For Vanity Fair, Richard Lawson wrote, “Song’s film is about the resignation, the acceptance of lost things, that becomes a defining part of adulthood. ‘Past Lives’ is also, subtly and poignantly, about the immigrant experience, what it is to leave one life behind—likely forever—in exchange for another. ‘Past Lives’ is not concerned with regret. It is instead a thoughtful, humane rumination on what may be fixed in personal history but remains forever fluid in the mind.”

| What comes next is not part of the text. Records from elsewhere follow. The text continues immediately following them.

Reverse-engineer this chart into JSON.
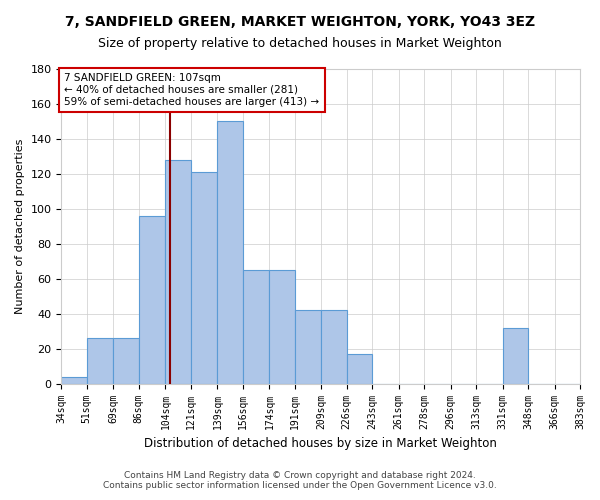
{
  "title": "7, SANDFIELD GREEN, MARKET WEIGHTON, YORK, YO43 3EZ",
  "subtitle": "Size of property relative to detached houses in Market Weighton",
  "xlabel": "Distribution of detached houses by size in Market Weighton",
  "ylabel": "Number of detached properties",
  "bar_edges": [
    34,
    51,
    69,
    86,
    104,
    121,
    139,
    156,
    174,
    191,
    209,
    226,
    243,
    261,
    278,
    296,
    313,
    331,
    348,
    366,
    383
  ],
  "bar_heights": [
    4,
    26,
    26,
    96,
    128,
    121,
    150,
    65,
    65,
    42,
    42,
    17,
    0,
    0,
    0,
    0,
    0,
    32,
    0,
    0
  ],
  "bar_color": "#aec6e8",
  "bar_edge_color": "#5b9bd5",
  "vline_x": 107,
  "vline_color": "#8b0000",
  "annotation_text": "7 SANDFIELD GREEN: 107sqm\n← 40% of detached houses are smaller (281)\n59% of semi-detached houses are larger (413) →",
  "annotation_box_color": "#ffffff",
  "annotation_box_edge_color": "#cc0000",
  "ylim": [
    0,
    180
  ],
  "yticks": [
    0,
    20,
    40,
    60,
    80,
    100,
    120,
    140,
    160,
    180
  ],
  "xtick_labels": [
    "34sqm",
    "51sqm",
    "69sqm",
    "86sqm",
    "104sqm",
    "121sqm",
    "139sqm",
    "156sqm",
    "174sqm",
    "191sqm",
    "209sqm",
    "226sqm",
    "243sqm",
    "261sqm",
    "278sqm",
    "296sqm",
    "313sqm",
    "331sqm",
    "348sqm",
    "366sqm",
    "383sqm"
  ],
  "footer_line1": "Contains HM Land Registry data © Crown copyright and database right 2024.",
  "footer_line2": "Contains public sector information licensed under the Open Government Licence v3.0.",
  "background_color": "#ffffff",
  "grid_color": "#cccccc"
}
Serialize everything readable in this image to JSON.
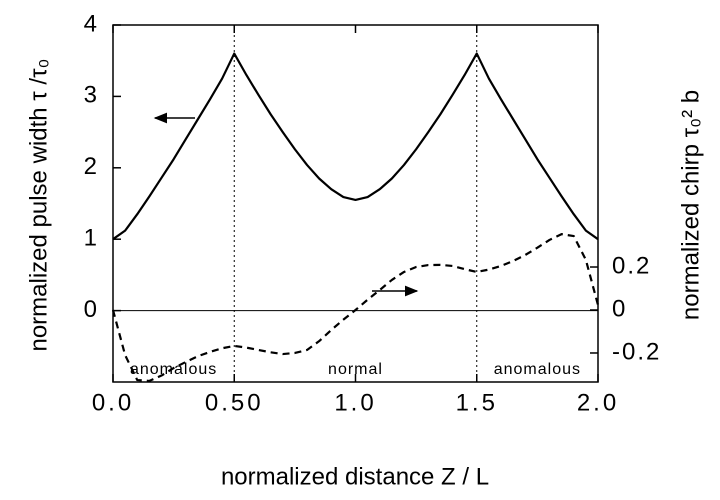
{
  "chart_data": {
    "type": "line",
    "xlabel": "normalized distance  Z / L",
    "ylabel": "normalized pulse width  τ /τ₀",
    "y2label": "normalized chirp  τ₀² b",
    "x": [
      0,
      0.05,
      0.1,
      0.15,
      0.2,
      0.25,
      0.3,
      0.35,
      0.4,
      0.45,
      0.5,
      0.55,
      0.6,
      0.65,
      0.7,
      0.75,
      0.8,
      0.85,
      0.9,
      0.95,
      1.0,
      1.05,
      1.1,
      1.15,
      1.2,
      1.25,
      1.3,
      1.35,
      1.4,
      1.45,
      1.5,
      1.55,
      1.6,
      1.65,
      1.7,
      1.75,
      1.8,
      1.85,
      1.9,
      1.95,
      2.0
    ],
    "series": [
      {
        "color": "#000000",
        "dash": false,
        "values": [
          1.0,
          1.12,
          1.35,
          1.6,
          1.86,
          2.12,
          2.4,
          2.68,
          2.96,
          3.25,
          3.6,
          3.3,
          3.02,
          2.75,
          2.5,
          2.26,
          2.04,
          1.85,
          1.7,
          1.59,
          1.55,
          1.59,
          1.7,
          1.85,
          2.04,
          2.26,
          2.5,
          2.75,
          3.02,
          3.3,
          3.6,
          3.25,
          2.96,
          2.68,
          2.4,
          2.12,
          1.86,
          1.6,
          1.35,
          1.12,
          1.0
        ]
      },
      {
        "color": "#000000",
        "dash": true,
        "axis": "y2",
        "values": [
          0,
          -0.21,
          -0.326,
          -0.33,
          -0.305,
          -0.27,
          -0.242,
          -0.215,
          -0.195,
          -0.178,
          -0.167,
          -0.175,
          -0.186,
          -0.197,
          -0.205,
          -0.2,
          -0.186,
          -0.145,
          -0.093,
          -0.045,
          0,
          0.048,
          0.093,
          0.14,
          0.177,
          0.2,
          0.209,
          0.21,
          0.205,
          0.19,
          0.177,
          0.188,
          0.205,
          0.228,
          0.256,
          0.29,
          0.326,
          0.353,
          0.344,
          0.233,
          0.023
        ]
      }
    ],
    "xlim": [
      0,
      2
    ],
    "xticks": [
      {
        "value": 0,
        "label": "0.0"
      },
      {
        "value": 0.5,
        "label": "0.50"
      },
      {
        "value": 1,
        "label": "1.0"
      },
      {
        "value": 1.5,
        "label": "1.5"
      },
      {
        "value": 2,
        "label": "2.0"
      }
    ],
    "ylim": [
      -1,
      4
    ],
    "yticks": [
      0,
      1,
      2,
      3,
      4
    ],
    "y2lim": [
      -0.335,
      1.326
    ],
    "y2ticks": [
      -0.2,
      0,
      0.2
    ],
    "vlines": [
      0.5,
      1.5
    ],
    "hlines": [
      0
    ],
    "annotations": [
      {
        "text": "anomalous",
        "x": 0.25
      },
      {
        "text": "normal",
        "x": 1.0
      },
      {
        "text": "anomalous",
        "x": 1.75
      }
    ]
  }
}
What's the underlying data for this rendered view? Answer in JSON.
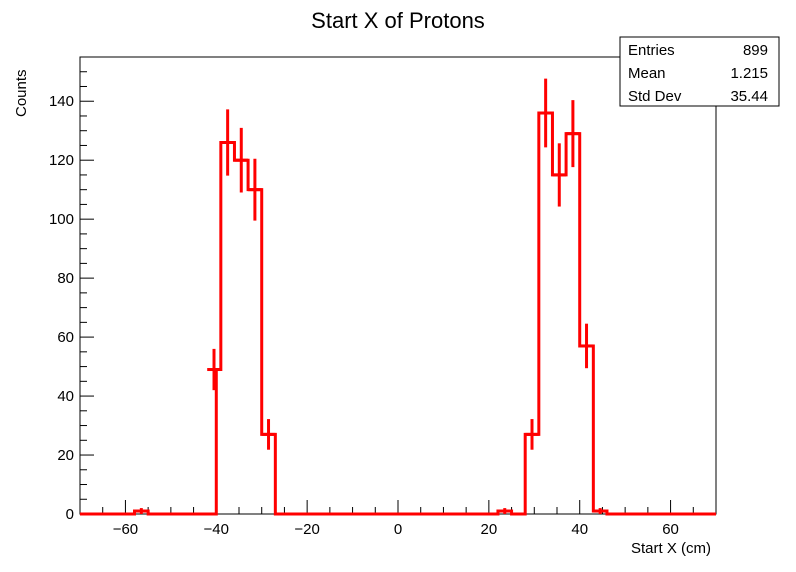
{
  "chart_data": {
    "type": "histogram",
    "title": "Start X of Protons",
    "xlabel": "Start X (cm)",
    "ylabel": "Counts",
    "xlim": [
      -70,
      70
    ],
    "ylim": [
      0,
      155
    ],
    "xticks": [
      -60,
      -40,
      -20,
      0,
      20,
      40,
      60
    ],
    "yticks": [
      0,
      20,
      40,
      60,
      80,
      100,
      120,
      140
    ],
    "color": "#ff0000",
    "bin_width": 3,
    "bins": [
      {
        "x0": -58,
        "count": 1
      },
      {
        "x0": -55,
        "count": 0
      },
      {
        "x0": -52,
        "count": 0
      },
      {
        "x0": -49,
        "count": 0
      },
      {
        "x0": -46,
        "count": 0
      },
      {
        "x0": -43,
        "count": 0
      },
      {
        "x0": -42,
        "count": 49
      },
      {
        "x0": -39,
        "count": 126
      },
      {
        "x0": -36,
        "count": 120
      },
      {
        "x0": -33,
        "count": 110
      },
      {
        "x0": -30,
        "count": 27
      },
      {
        "x0": -27,
        "count": 0
      },
      {
        "x0": 22,
        "count": 1
      },
      {
        "x0": 25,
        "count": 0
      },
      {
        "x0": 28,
        "count": 27
      },
      {
        "x0": 31,
        "count": 136
      },
      {
        "x0": 34,
        "count": 115
      },
      {
        "x0": 37,
        "count": 129
      },
      {
        "x0": 40,
        "count": 57
      },
      {
        "x0": 43,
        "count": 1
      }
    ],
    "stats": {
      "entries_label": "Entries",
      "entries": "899",
      "mean_label": "Mean",
      "mean": "1.215",
      "stddev_label": "Std Dev",
      "stddev": "35.44"
    }
  }
}
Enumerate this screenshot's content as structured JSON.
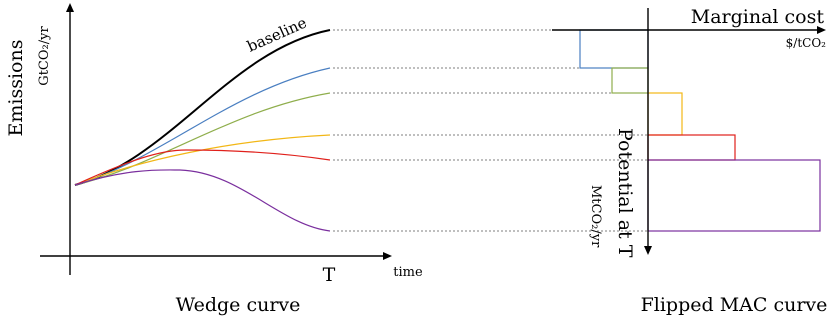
{
  "left_panel": {
    "caption": "Wedge curve",
    "y_label": "Emissions",
    "y_unit": "GtCO₂/yr",
    "x_tick": "T",
    "x_label": "time",
    "baseline_label": "baseline"
  },
  "right_panel": {
    "caption": "Flipped MAC curve",
    "x_label": "Marginal cost",
    "x_unit": "$/tCO₂",
    "y_label": "Potential at T",
    "y_unit": "MtCO₂/yr"
  },
  "colors": {
    "axis": "#000000",
    "baseline": "#000000",
    "blue": "#4a7fc1",
    "green": "#8fae4c",
    "yellow": "#f2b716",
    "red": "#e0201b",
    "purple": "#7a2f9e"
  },
  "curve_series": [
    "baseline",
    "blue",
    "green",
    "yellow",
    "red",
    "purple"
  ],
  "mac_blocks": [
    "blue",
    "green",
    "yellow",
    "red",
    "purple"
  ]
}
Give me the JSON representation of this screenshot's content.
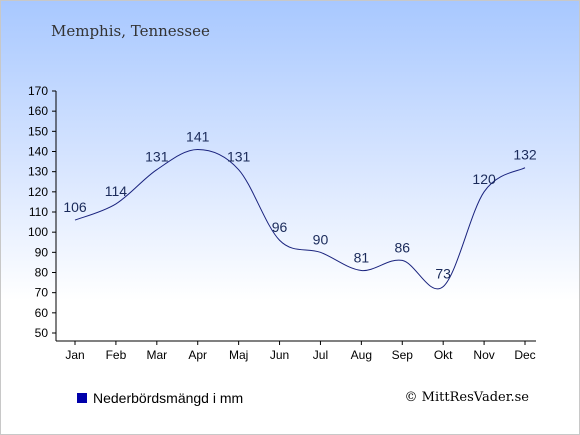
{
  "title": "Memphis, Tennessee",
  "legend_label": "Nederbördsmängd i mm",
  "copyright": "© MittResVader.se",
  "colors": {
    "line": "#1a237e",
    "legend": "#0000aa",
    "axis": "#000000"
  },
  "chart_data": {
    "type": "line",
    "categories": [
      "Jan",
      "Feb",
      "Mar",
      "Apr",
      "Maj",
      "Jun",
      "Jul",
      "Aug",
      "Sep",
      "Okt",
      "Nov",
      "Dec"
    ],
    "values": [
      106,
      114,
      131,
      141,
      131,
      96,
      90,
      81,
      86,
      73,
      120,
      132
    ],
    "ylim": [
      50,
      170
    ],
    "yticks": [
      50,
      60,
      70,
      80,
      90,
      100,
      110,
      120,
      130,
      140,
      150,
      160,
      170
    ],
    "grid": false,
    "legend_position": "bottom-left"
  }
}
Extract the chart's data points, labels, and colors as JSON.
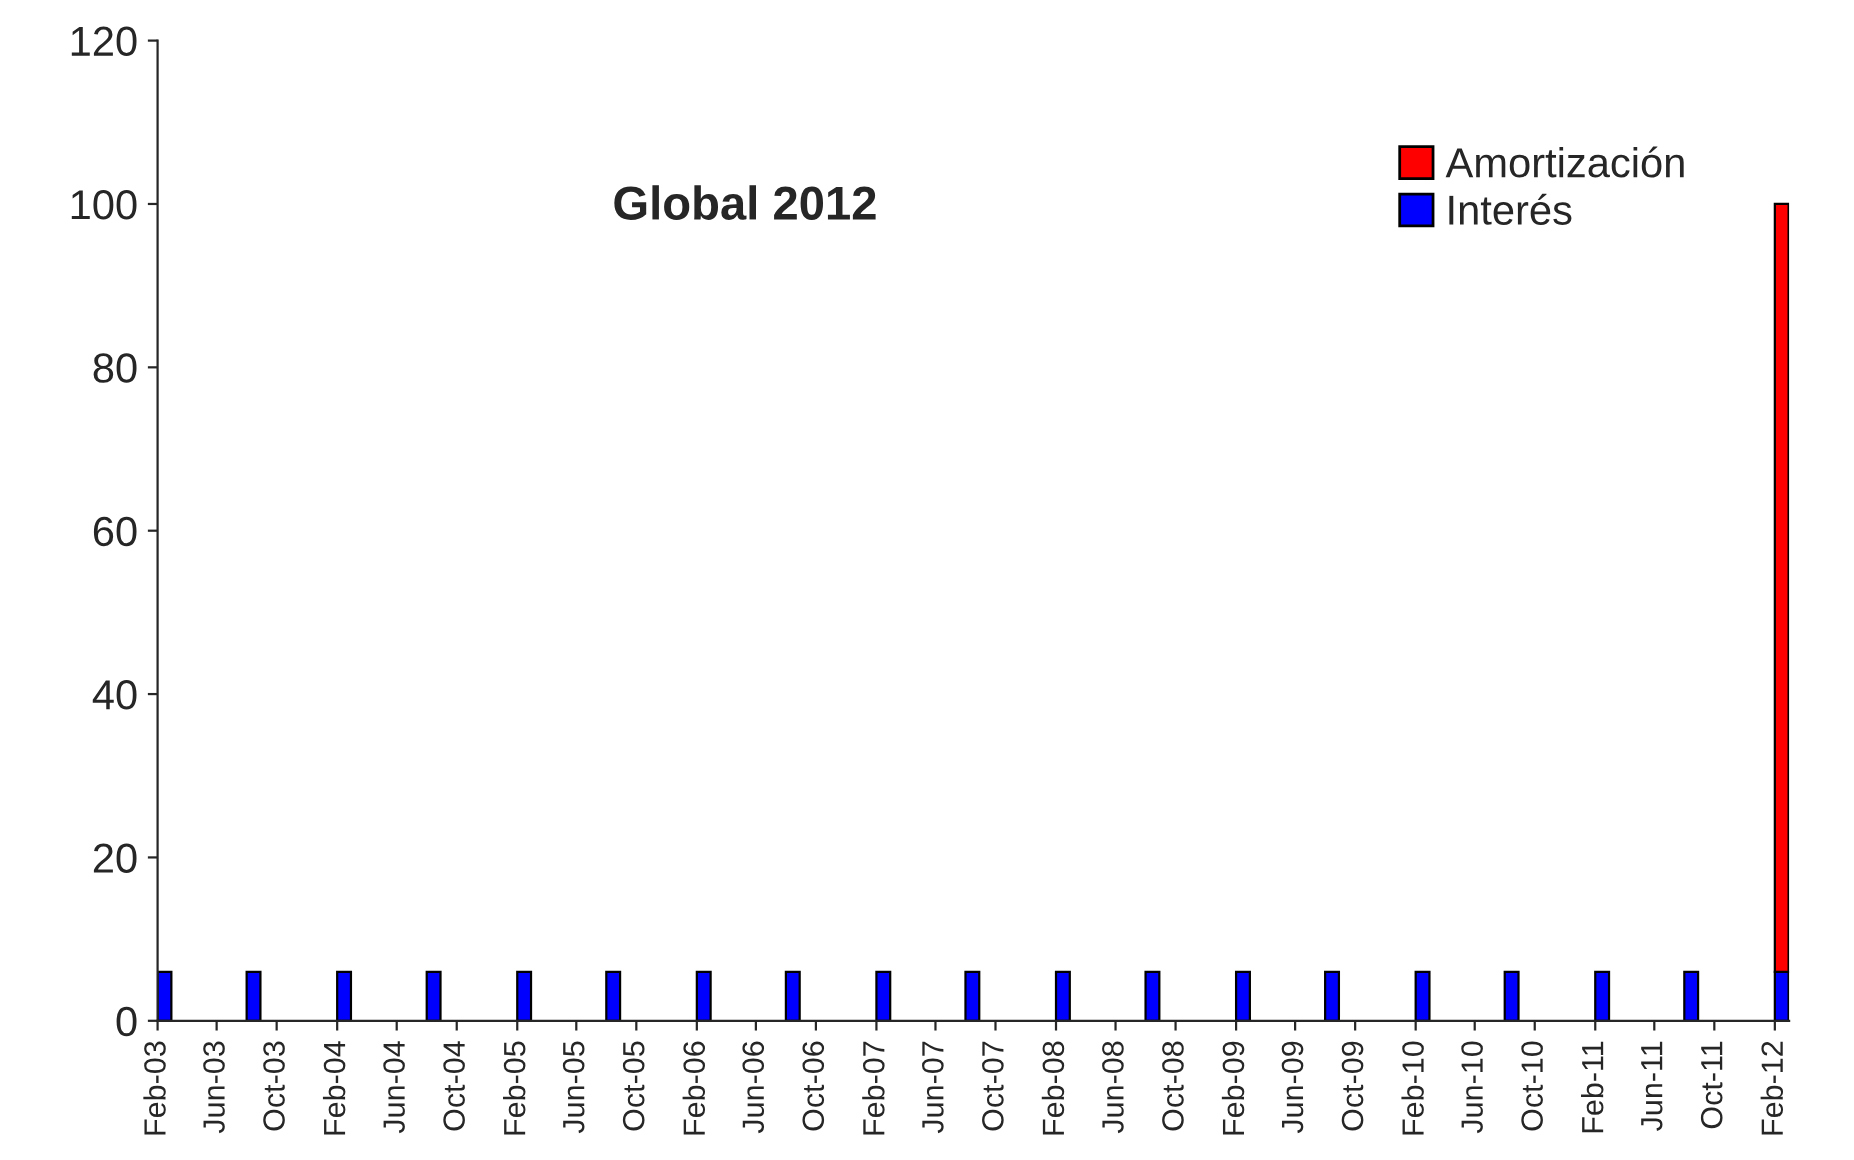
{
  "chart_data": {
    "type": "bar",
    "title": "Global 2012",
    "stacked": true,
    "x": [
      "2003-02",
      "2003-08",
      "2004-02",
      "2004-08",
      "2005-02",
      "2005-08",
      "2006-02",
      "2006-08",
      "2007-02",
      "2007-08",
      "2008-02",
      "2008-08",
      "2009-02",
      "2009-08",
      "2010-02",
      "2010-08",
      "2011-02",
      "2011-08",
      "2012-02"
    ],
    "series": [
      {
        "name": "Interés",
        "color": "#0000ff",
        "values": [
          6,
          6,
          6,
          6,
          6,
          6,
          6,
          6,
          6,
          6,
          6,
          6,
          6,
          6,
          6,
          6,
          6,
          6,
          6
        ]
      },
      {
        "name": "Amortización",
        "color": "#ff0000",
        "values": [
          null,
          null,
          null,
          null,
          null,
          null,
          null,
          null,
          null,
          null,
          null,
          null,
          null,
          null,
          null,
          null,
          null,
          null,
          94
        ]
      }
    ],
    "xlim": [
      "2003-02",
      "2012-03"
    ],
    "xticks": [
      {
        "value": "2003-02",
        "label": "Feb-03"
      },
      {
        "value": "2003-06",
        "label": "Jun-03"
      },
      {
        "value": "2003-10",
        "label": "Oct-03"
      },
      {
        "value": "2004-02",
        "label": "Feb-04"
      },
      {
        "value": "2004-06",
        "label": "Jun-04"
      },
      {
        "value": "2004-10",
        "label": "Oct-04"
      },
      {
        "value": "2005-02",
        "label": "Feb-05"
      },
      {
        "value": "2005-06",
        "label": "Jun-05"
      },
      {
        "value": "2005-10",
        "label": "Oct-05"
      },
      {
        "value": "2006-02",
        "label": "Feb-06"
      },
      {
        "value": "2006-06",
        "label": "Jun-06"
      },
      {
        "value": "2006-10",
        "label": "Oct-06"
      },
      {
        "value": "2007-02",
        "label": "Feb-07"
      },
      {
        "value": "2007-06",
        "label": "Jun-07"
      },
      {
        "value": "2007-10",
        "label": "Oct-07"
      },
      {
        "value": "2008-02",
        "label": "Feb-08"
      },
      {
        "value": "2008-06",
        "label": "Jun-08"
      },
      {
        "value": "2008-10",
        "label": "Oct-08"
      },
      {
        "value": "2009-02",
        "label": "Feb-09"
      },
      {
        "value": "2009-06",
        "label": "Jun-09"
      },
      {
        "value": "2009-10",
        "label": "Oct-09"
      },
      {
        "value": "2010-02",
        "label": "Feb-10"
      },
      {
        "value": "2010-06",
        "label": "Jun-10"
      },
      {
        "value": "2010-10",
        "label": "Oct-10"
      },
      {
        "value": "2011-02",
        "label": "Feb-11"
      },
      {
        "value": "2011-06",
        "label": "Jun-11"
      },
      {
        "value": "2011-10",
        "label": "Oct-11"
      },
      {
        "value": "2012-02",
        "label": "Feb-12"
      }
    ],
    "ylim": [
      0,
      120
    ],
    "yticks": [
      0,
      20,
      40,
      60,
      80,
      100,
      120
    ],
    "legend": "top right"
  }
}
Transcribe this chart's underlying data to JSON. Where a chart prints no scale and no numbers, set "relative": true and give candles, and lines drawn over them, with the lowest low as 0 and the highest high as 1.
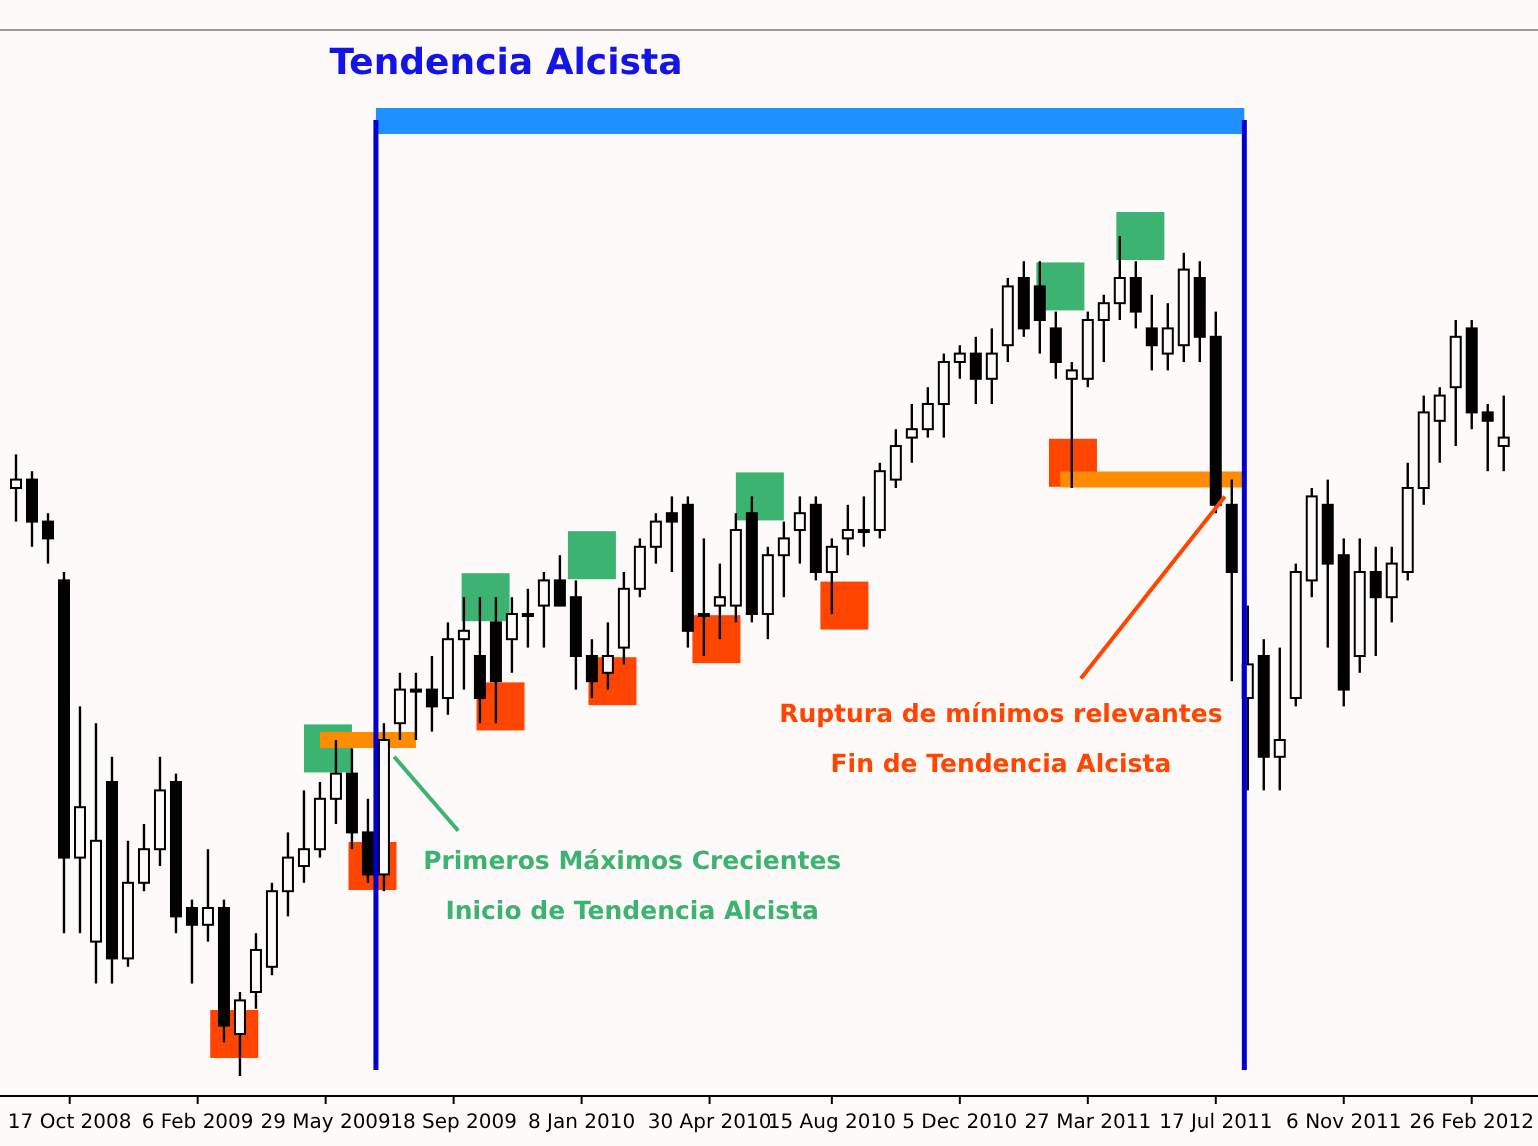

For the Hollywood Reporter, David Rooney wrote, “It’s difficult to convey the multilayered beauty of ‘Past Lives’ beyond just urging people to see it and lose themselves in its transfixing spell. So if you want that experience in its purest form, stop reading here and just trust me that the A24 release is an exceptional movie, destined to have a life long after its rapturously received Sundance premiere and upcoming Berlin competition slot.”
‘The Boogeyman’
Based on the Stephen King short story of the same name, “The Boogeyman” is an imperfect adaptation from director Rob Savage. The film follows a father (Chris Messina) and his two daughters (Vivien Lyra Blair and Sophie Thatcher) who are still reeling from the death of their mother the month before. The film, adapted by “A Quiet Place” scribes Scott Beck and Bryan Woods, is now playing.
For The Times, Robert Abele wrote, “When ‘The Boogeyman’ is in haunted-house mode, Savage and cinematographer Eli Born work the framing, the light sources and the shadows with admirable care and patience, even if the loudly scored jump shocks are perhaps one too many. But as soon as it segues to monster movie, a woeful metaphoric derivativeness takes over as swiftly as icky black tendrils spread across the Harpers’ walls and ceiling.”
For Vulture, Bilge Ebiri wrote, “Taken together — the darkness, the quiet, the inchoate beast of indeterminate origin — it all makes an effective visual metaphor for grief: No matter what we do, the darkness refuses to go away, and the monsters within it remain unknown and unknowable. That’s a powerful idea, and the rigor with which Savage sticks to his stylistic guns helps the film resonate, at least a little. It’s as if the movie itself can’t shake free of its sadness.”
For the Washington Post, Michael O’Sullivan wrote, “‘The Boogeyman’ is rather effective at what it sets out to do, probably due in large part to the contributions of Beck and Woods, the writing/producing duo behind the 2018 hit ‘A Quiet Place.’ On one level, it can be read as a metaphor for grief, kind of like ‘The Babadook,’ which covered the same ground, albeit to greater effect. But by choosing literalness over ambiguity, ‘The Boogeyman’ doesn’t quite stick the landing like that richly allusive 2014 Australian film did. This boogeyman bleeds and therefore it can be hurt. And therein lies ‘The Boogeyman’s’ problem: It’s a movie about killing the thing that plagues you, instead of learning how to live with it.”